My dietetic intern, Emily, and I were both complaining about these harsh winter days of rain, gray clouds, and cold and how they zap our energy. Of course this led to a discussion on a few things we both do to stay warm and happy in the winter and they are:
1. Hydrate With Everything But Ice Water
In the summer our bodies crave fluids due to the heat and the need to cool down. During the winter, we may not feel as thirsty, but our bodies need just as much fluid as they do in the summer (sometimes I feel even thirstier in the winter!) Mild dehydration can lead to impaired brain function, affect mood, and make you feel sluggish.

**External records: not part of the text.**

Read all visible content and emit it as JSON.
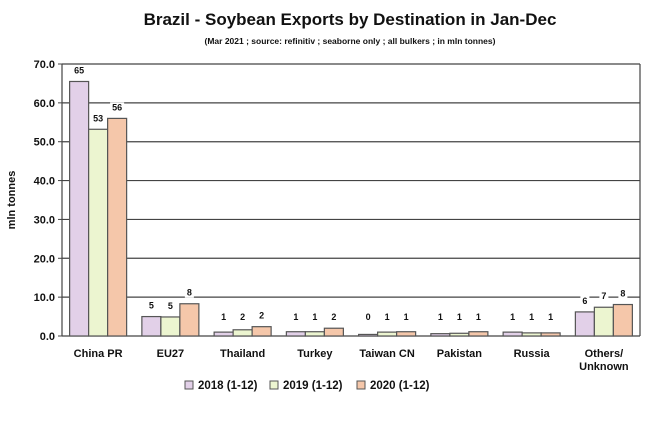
{
  "chart_data": {
    "type": "bar",
    "title": "Brazil - Soybean Exports by Destination in Jan-Dec",
    "subtitle": "(Mar 2021 ; source: refinitiv ; seaborne only ; all bulkers ; in mln tonnes)",
    "xlabel": "",
    "ylabel": "mln tonnes",
    "ylim": [
      0,
      70
    ],
    "yticks": [
      "0.0",
      "10.0",
      "20.0",
      "30.0",
      "40.0",
      "50.0",
      "60.0",
      "70.0"
    ],
    "grid": true,
    "legend_position": "bottom",
    "categories": [
      "China PR",
      "EU27",
      "Thailand",
      "Turkey",
      "Taiwan CN",
      "Pakistan",
      "Russia",
      "Others/\nUnknown"
    ],
    "series": [
      {
        "name": "2018 (1-12)",
        "color": "#e2d0e8",
        "values": [
          65.5,
          5.0,
          1.0,
          1.1,
          0.4,
          0.6,
          1.0,
          6.2
        ],
        "labels": [
          "65",
          "5",
          "1",
          "1",
          "0",
          "1",
          "1",
          "6"
        ]
      },
      {
        "name": "2019 (1-12)",
        "color": "#ecf5d0",
        "values": [
          53.2,
          4.9,
          1.6,
          1.1,
          1.0,
          0.7,
          0.8,
          7.4
        ],
        "labels": [
          "53",
          "5",
          "2",
          "1",
          "1",
          "1",
          "1",
          "7"
        ]
      },
      {
        "name": "2020 (1-12)",
        "color": "#f5c7aa",
        "values": [
          56.0,
          8.3,
          2.4,
          2.0,
          1.1,
          1.1,
          0.8,
          8.1
        ],
        "labels": [
          "56",
          "8",
          "2",
          "2",
          "1",
          "1",
          "1",
          "8"
        ]
      }
    ]
  }
}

Dehydration can also, oddly, make you feel hungry, and this might be why some of us put on some winter weight. Making sure we are getting enough fluids during the winter will also allow our bodies to properly function and ward off germs during cold and flu season.
Tip: Aside from keeping a water bottle nearby (I like my water room temp in the winter!), remember that coffee and tea are both sources that count towards hydration. Yes, they have a diuretic effect, but the amount of water outweighs the amount expelled.
2. Eat More Oatmeal
(Yes this is one of my tips 😉 ) There is something to be said about a bowl of oatmeal during the winter. It’s a stick-to-your-ribs comfort food that also happens to be good for you. Oatmeal is also a great source of fiber and is 100% whole grain. Whole grains have a low glycemic index which gives you a slow and steady release of energy throughout the day. Fiber also helps to control blood sugar level. It slows the absorption of sugar, which maintains your blood sugar levels and keeps them from sky rocketing or dipping below normal which can lead to extreme fatigue.
3. Seek Out Vitamin D
During the winter we may not be stepping outside as much to get the “sunlight hormone” also known as vitamin D. Increasing our intake by eating foods rich in vitamin D will help keep maintain our serotonin and energy levels. Fatty fish, cheese, and egg yolks are all notable sources that contain vitamin D.
Tip: Grab a can of sardines! Sardines are a great rich source of vitamin D, calcium, and omega 3s.
4. Move For 30 Minutes A Day
We all know that moving and exercising equates to more energy. This can be challenging during the winter months as leaving the house when the temperatures dip below 30 is the last thing that anyone wants to do. I have found that if I bundle up in a down coat with gloves and a scarf I’m rarely cold once I get moving. Get outside if the weather permits for a walk or run. The brisk air coupled with movement will promote circulation, increase serotonin levels, and boost energy.
Tip: If you can’t make it outdoors or simply going to the gym sounds excruciating, try one of the home workouts from Aaptiv or Popsugar on You Tube. They have great routines that can be completed from the warmth and comfort of your home.
5. Boost Your Immune System
Our gut is home to a diverse group of bacteria, which plays a significant role in supporting our immune and digestive systems. An unhappy gut can directly affect the brain, leading to fatigue and stress, which negatively impacts energy levels. Probiotics, the good bacteria, promote a friendly environment in our digestive tracts. Probiotics help to increase other forms of good bacteria, they decrease inflammation, and they keep other harmful organisms from reaching the gut, like all those kindergarten germs.
Tip: Getting all of your probiotics from kombucha, yogurt, kefir, and etc. is ideal, but the thought of eating these every day may not be the most appealing or cost effective. Try using a probiotic supplement as a simple way to keep your gut health happy. I take a grown-up one, and Mazen loves his gummies.
And when all else fails, remember: spring is just around the corner!